Some say that giving your dog a rawhide treat gives him a way to focus his instinctive desire to chew. Having a treat to chew means he has less time and inclination to destroy your belongings.
There are limits to the dental benefits of rawhide. Vets say that to start with, rawhide is hard. So as dogs chew, their teeth get scrubbed clean. But soon, the consistency changes. The rawhide becomes soft and slimy. Dog’s will usually continue to chew the rawhide once it has softened. But from this point, the rawhide is no longer cleaning your dog’s teeth. There is also a greater danger of intestinal blockages.

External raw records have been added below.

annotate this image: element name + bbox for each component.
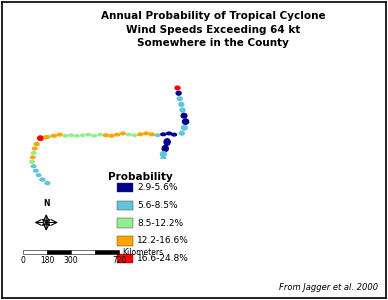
Ellipse shape [155, 134, 160, 136]
Ellipse shape [160, 157, 166, 162]
Ellipse shape [57, 133, 62, 136]
Ellipse shape [149, 133, 154, 136]
Ellipse shape [180, 108, 185, 112]
Ellipse shape [144, 132, 149, 135]
Ellipse shape [134, 213, 139, 216]
Ellipse shape [132, 134, 137, 136]
Ellipse shape [34, 142, 39, 146]
Text: Annual Probability of Tropical Cyclone
Wind Speeds Exceeding 64 kt
Somewhere in : Annual Probability of Tropical Cyclone W… [101, 11, 326, 48]
Ellipse shape [176, 91, 181, 95]
Ellipse shape [31, 156, 35, 159]
Ellipse shape [166, 172, 173, 180]
Ellipse shape [177, 97, 182, 101]
Ellipse shape [98, 134, 102, 136]
Ellipse shape [92, 135, 97, 137]
Text: 5.6-8.5%: 5.6-8.5% [137, 201, 178, 210]
Ellipse shape [169, 180, 177, 188]
Ellipse shape [31, 165, 36, 168]
Text: 16.6-24.8%: 16.6-24.8% [137, 254, 189, 263]
Ellipse shape [109, 134, 114, 137]
Ellipse shape [177, 202, 182, 206]
Ellipse shape [121, 132, 125, 135]
Text: Kilometers: Kilometers [122, 248, 163, 256]
Text: 180: 180 [40, 256, 54, 266]
Text: From Jagger et al. 2000: From Jagger et al. 2000 [279, 283, 378, 292]
Bar [47, 250, 71, 254]
Ellipse shape [173, 188, 180, 196]
Ellipse shape [161, 163, 167, 168]
Ellipse shape [181, 113, 187, 118]
Ellipse shape [179, 103, 184, 106]
Bar [23, 250, 47, 254]
Ellipse shape [150, 209, 155, 213]
Ellipse shape [86, 134, 91, 136]
FancyBboxPatch shape [109, 159, 225, 280]
Ellipse shape [182, 119, 189, 124]
Ellipse shape [75, 135, 79, 137]
Bar [117, 183, 133, 192]
Ellipse shape [182, 126, 187, 130]
Ellipse shape [44, 136, 49, 139]
Ellipse shape [128, 214, 133, 217]
Ellipse shape [179, 131, 184, 135]
Ellipse shape [171, 196, 178, 202]
Ellipse shape [81, 134, 85, 136]
Ellipse shape [33, 169, 38, 172]
Ellipse shape [166, 205, 172, 209]
Ellipse shape [172, 203, 178, 208]
Ellipse shape [166, 132, 171, 135]
Ellipse shape [145, 210, 150, 214]
Ellipse shape [45, 135, 51, 138]
Bar [117, 201, 133, 210]
Text: Probability: Probability [108, 172, 173, 182]
Text: N: N [43, 199, 50, 208]
Bar [71, 250, 95, 254]
Ellipse shape [171, 133, 177, 136]
Bar [117, 218, 133, 228]
Bar [117, 254, 133, 263]
Text: 8.5-12.2%: 8.5-12.2% [137, 219, 183, 228]
Ellipse shape [139, 212, 144, 215]
Ellipse shape [175, 86, 180, 90]
Ellipse shape [163, 168, 169, 173]
Text: 720: 720 [112, 256, 126, 266]
Text: 12.2-16.6%: 12.2-16.6% [137, 236, 189, 245]
Ellipse shape [104, 134, 108, 136]
Ellipse shape [63, 135, 68, 137]
Text: 2.9-5.6%: 2.9-5.6% [137, 183, 178, 192]
Ellipse shape [40, 178, 45, 181]
Ellipse shape [164, 139, 170, 145]
Ellipse shape [31, 152, 36, 154]
Ellipse shape [45, 182, 50, 184]
Ellipse shape [69, 134, 73, 136]
Bar [117, 236, 133, 246]
Ellipse shape [138, 133, 143, 136]
Ellipse shape [160, 152, 166, 157]
Ellipse shape [33, 147, 37, 150]
Text: 300: 300 [64, 256, 78, 266]
Ellipse shape [38, 136, 43, 140]
Ellipse shape [161, 207, 166, 210]
Ellipse shape [161, 133, 166, 136]
Ellipse shape [126, 134, 131, 136]
Ellipse shape [162, 146, 168, 152]
Text: 0: 0 [21, 256, 26, 266]
Bar [95, 250, 119, 254]
Ellipse shape [156, 208, 160, 211]
Ellipse shape [30, 160, 34, 163]
Ellipse shape [115, 133, 120, 136]
Ellipse shape [51, 134, 56, 137]
Ellipse shape [36, 174, 41, 176]
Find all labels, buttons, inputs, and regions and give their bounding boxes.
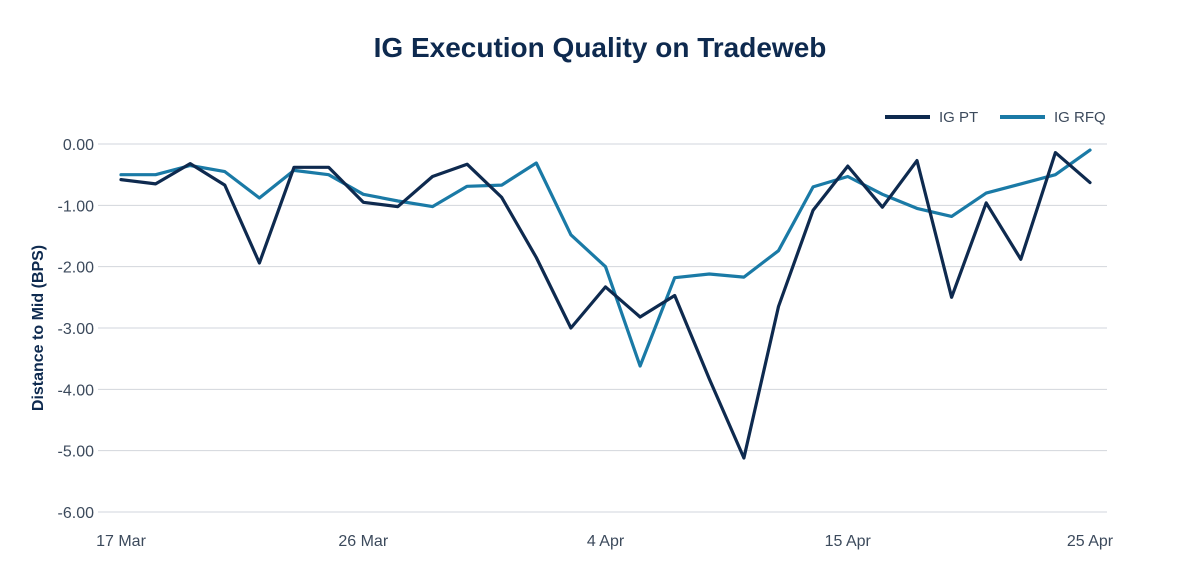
y-tick-label: -6.00 xyxy=(58,505,95,522)
grid-layer xyxy=(98,143,1107,513)
legend-label-ig-pt: IG PT xyxy=(939,109,978,126)
x-tick-label: 26 Mar xyxy=(338,533,388,550)
series-line-ig-rfq xyxy=(119,148,1092,368)
y-tick-label: -1.00 xyxy=(58,198,95,215)
x-tick-label: 15 Apr xyxy=(825,533,872,550)
chart-title: IG Execution Quality on Tradeweb xyxy=(373,32,827,63)
y-tick-label: -3.00 xyxy=(58,321,95,338)
y-axis-title: Distance to Mid (BPS) xyxy=(30,245,47,411)
x-tick-label: 25 Apr xyxy=(1067,533,1114,550)
y-tick-label: 0.00 xyxy=(63,137,94,154)
legend-label-ig-rfq: IG RFQ xyxy=(1054,109,1106,126)
x-tick-label: 17 Mar xyxy=(96,533,146,550)
x-axis-ticks: 17 Mar 26 Mar 4 Apr 15 Apr 25 Apr xyxy=(96,533,1114,550)
y-tick-label: -5.00 xyxy=(58,444,95,461)
y-axis-ticks: 0.00 -1.00 -2.00 -3.00 -4.00 -5.00 -6.00 xyxy=(58,137,95,522)
series-layer xyxy=(119,148,1092,460)
legend: IG PT IG RFQ xyxy=(885,109,1106,126)
y-tick-label: -2.00 xyxy=(58,260,95,277)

Carrots give your dog plenty of chewing-action. They are rich in vitamins and low in calories. Also, freezing your carrots will make them last a lot longer. Large uncooked bones are very nutritious and sweet potatoes are good for digestion. These chewable treats are healthy, but you still need to watch your dog while he is chewing.
Rawhide does not digest like regular dog food. It can actually swell up in a dog’s stomach and is even more difficult to pass through the bowel. And if your dog doesn’t chew their rawhide treat into small pieces, it could damage the bowel.